The Reserve Bank of India’s Central Board of Directors on May 15 reviewed the Economic Capital Framework (ECF), which is a basis to decide on the dividend or surplus transfer to the government.
RBI transfers surplus to the government on the basis of the ECF, which was adopted by the central bank in August 2019, as per recommendations of an expert committee of the Reserve Bank of India, chaired by former governor Bimal Jalan.
The Committee had recommended that the risk provisioning under the Contingent Risk Buffer (CRB) be maintained within a range of 6.5-5.5 per cent of the RBI’s balance sheet.
The meeting on May 15 was attend by Deputy Governors M Rajeshwar Rao, T Rabi Sankar, Swaminathan J, Poonam Gupta and other Directors of the Central Board – Economic Affairs Secretary Ajay Seth, DFS Secretary Nagaraju Maddirala, Satish K Marathe, S Gurumurthy, Revathy Iyer, Sachin Chaturvedi, Venu Srinivasan, Pankaj Ramanbhai Patel and Ravindra Dholakia, RBI said in a press release.

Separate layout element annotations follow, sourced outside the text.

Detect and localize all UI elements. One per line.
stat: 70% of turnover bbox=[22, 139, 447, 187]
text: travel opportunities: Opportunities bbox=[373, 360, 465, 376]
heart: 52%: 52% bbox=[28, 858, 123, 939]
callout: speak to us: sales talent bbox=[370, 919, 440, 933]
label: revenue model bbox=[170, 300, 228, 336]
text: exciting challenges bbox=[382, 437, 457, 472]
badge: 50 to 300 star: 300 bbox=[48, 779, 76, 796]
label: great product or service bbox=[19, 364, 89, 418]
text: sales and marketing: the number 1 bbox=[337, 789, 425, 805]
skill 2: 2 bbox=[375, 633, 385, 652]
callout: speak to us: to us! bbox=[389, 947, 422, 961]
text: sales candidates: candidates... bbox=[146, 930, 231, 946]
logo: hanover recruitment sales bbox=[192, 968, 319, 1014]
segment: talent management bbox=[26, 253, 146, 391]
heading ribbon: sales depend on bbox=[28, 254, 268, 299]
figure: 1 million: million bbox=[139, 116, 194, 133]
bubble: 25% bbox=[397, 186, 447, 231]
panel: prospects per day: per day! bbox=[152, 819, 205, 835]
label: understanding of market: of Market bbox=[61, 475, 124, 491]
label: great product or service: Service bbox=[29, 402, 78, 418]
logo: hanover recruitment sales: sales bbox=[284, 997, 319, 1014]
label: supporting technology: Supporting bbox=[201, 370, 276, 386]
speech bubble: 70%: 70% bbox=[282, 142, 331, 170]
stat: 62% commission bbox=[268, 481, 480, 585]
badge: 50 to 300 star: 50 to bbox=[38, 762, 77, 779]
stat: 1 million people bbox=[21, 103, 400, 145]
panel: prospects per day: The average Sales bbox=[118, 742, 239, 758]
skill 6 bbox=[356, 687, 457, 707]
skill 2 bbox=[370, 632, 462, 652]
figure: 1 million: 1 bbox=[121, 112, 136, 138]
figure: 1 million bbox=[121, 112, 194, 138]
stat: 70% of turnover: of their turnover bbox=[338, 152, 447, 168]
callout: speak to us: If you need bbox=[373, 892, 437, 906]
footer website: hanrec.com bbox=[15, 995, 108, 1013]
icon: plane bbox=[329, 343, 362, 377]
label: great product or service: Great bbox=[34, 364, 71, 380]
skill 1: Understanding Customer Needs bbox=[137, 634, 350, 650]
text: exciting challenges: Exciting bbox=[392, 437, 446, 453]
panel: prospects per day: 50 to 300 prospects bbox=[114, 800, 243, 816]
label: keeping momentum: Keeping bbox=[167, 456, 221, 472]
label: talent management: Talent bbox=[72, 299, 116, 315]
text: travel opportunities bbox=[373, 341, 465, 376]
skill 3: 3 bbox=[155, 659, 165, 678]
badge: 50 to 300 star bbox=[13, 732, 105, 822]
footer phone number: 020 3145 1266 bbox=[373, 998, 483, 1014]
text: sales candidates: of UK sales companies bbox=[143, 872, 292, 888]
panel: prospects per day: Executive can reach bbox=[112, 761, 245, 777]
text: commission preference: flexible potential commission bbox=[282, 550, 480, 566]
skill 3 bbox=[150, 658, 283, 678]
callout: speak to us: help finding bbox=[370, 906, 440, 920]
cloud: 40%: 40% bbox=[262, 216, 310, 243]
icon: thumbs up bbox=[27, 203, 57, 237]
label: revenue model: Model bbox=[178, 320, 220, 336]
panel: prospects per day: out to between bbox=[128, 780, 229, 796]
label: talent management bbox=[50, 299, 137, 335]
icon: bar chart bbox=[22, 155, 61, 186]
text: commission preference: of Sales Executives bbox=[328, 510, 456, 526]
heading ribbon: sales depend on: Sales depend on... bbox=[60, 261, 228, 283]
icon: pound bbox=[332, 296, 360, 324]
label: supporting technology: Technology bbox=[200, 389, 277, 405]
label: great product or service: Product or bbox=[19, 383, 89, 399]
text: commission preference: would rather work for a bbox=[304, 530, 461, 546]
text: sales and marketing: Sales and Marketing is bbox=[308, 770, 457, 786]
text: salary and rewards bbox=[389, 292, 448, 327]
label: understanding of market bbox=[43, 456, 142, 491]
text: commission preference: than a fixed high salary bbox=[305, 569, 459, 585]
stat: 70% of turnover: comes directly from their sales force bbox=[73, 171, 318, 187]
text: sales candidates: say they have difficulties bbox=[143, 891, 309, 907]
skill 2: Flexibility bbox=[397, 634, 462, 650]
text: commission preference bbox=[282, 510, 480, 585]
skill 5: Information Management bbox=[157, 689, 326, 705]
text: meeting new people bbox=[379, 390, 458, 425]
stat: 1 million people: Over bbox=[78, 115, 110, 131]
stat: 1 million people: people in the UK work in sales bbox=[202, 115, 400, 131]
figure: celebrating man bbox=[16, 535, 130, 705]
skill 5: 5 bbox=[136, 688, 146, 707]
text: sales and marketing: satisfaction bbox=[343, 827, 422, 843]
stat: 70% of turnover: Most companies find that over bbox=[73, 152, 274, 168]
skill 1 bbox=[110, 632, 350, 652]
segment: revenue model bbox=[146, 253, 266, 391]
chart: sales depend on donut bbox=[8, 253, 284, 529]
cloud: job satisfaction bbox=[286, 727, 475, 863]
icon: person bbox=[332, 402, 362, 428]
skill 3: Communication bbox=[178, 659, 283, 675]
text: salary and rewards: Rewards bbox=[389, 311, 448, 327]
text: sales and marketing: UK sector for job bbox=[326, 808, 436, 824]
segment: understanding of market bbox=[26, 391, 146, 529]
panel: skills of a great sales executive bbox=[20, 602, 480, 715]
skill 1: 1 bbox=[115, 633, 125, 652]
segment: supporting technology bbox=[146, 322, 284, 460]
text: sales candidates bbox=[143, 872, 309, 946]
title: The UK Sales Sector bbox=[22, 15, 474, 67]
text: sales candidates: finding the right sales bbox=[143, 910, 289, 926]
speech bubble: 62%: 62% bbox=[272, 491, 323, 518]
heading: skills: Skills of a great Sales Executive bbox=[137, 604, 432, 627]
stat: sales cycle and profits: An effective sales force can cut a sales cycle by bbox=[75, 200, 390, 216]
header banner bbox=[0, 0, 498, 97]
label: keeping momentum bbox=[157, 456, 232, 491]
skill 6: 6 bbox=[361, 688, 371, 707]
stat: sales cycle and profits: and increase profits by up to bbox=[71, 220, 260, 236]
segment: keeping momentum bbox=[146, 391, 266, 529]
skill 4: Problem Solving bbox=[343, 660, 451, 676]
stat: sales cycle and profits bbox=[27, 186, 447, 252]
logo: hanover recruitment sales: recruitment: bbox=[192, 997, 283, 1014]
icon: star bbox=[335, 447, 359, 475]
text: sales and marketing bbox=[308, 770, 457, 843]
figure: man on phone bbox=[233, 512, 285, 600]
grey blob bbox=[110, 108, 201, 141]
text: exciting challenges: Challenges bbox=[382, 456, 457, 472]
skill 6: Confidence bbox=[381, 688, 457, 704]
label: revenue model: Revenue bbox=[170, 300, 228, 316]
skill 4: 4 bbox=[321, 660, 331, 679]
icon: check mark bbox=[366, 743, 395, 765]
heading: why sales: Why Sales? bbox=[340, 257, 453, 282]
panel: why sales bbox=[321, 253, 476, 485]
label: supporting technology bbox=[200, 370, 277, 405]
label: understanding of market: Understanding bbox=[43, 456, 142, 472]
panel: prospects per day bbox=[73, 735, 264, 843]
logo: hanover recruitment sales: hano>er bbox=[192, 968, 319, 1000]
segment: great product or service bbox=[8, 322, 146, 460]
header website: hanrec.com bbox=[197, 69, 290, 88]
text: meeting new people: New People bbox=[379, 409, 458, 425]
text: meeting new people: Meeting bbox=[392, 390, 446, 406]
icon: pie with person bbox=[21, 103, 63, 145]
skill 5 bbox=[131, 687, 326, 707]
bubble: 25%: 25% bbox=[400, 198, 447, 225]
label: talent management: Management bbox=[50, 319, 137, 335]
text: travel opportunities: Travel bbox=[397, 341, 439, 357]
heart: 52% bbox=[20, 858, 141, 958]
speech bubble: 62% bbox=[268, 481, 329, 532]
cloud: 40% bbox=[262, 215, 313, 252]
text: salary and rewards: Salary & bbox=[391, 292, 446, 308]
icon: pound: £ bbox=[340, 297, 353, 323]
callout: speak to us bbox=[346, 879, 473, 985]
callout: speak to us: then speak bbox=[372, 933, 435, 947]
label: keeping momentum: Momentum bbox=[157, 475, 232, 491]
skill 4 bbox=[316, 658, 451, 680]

The economists have predicted that dividend transfer to the government is expected to be in range of Rs 2.5-3 lakh crore, sharply higher than what the central bank transferred last year, on account of profit made from its intervention in currency markets to stem the decline in the rupee during FY25.
Last year, the central bank had transferred Rs 2.1 lakh crore to the government.
The government expects to receive Rs 2.56 lakh crore from the RBI and public sector banks in FY26, finance minister Nirmala Sitharaman had said in her Budget speech on February 1.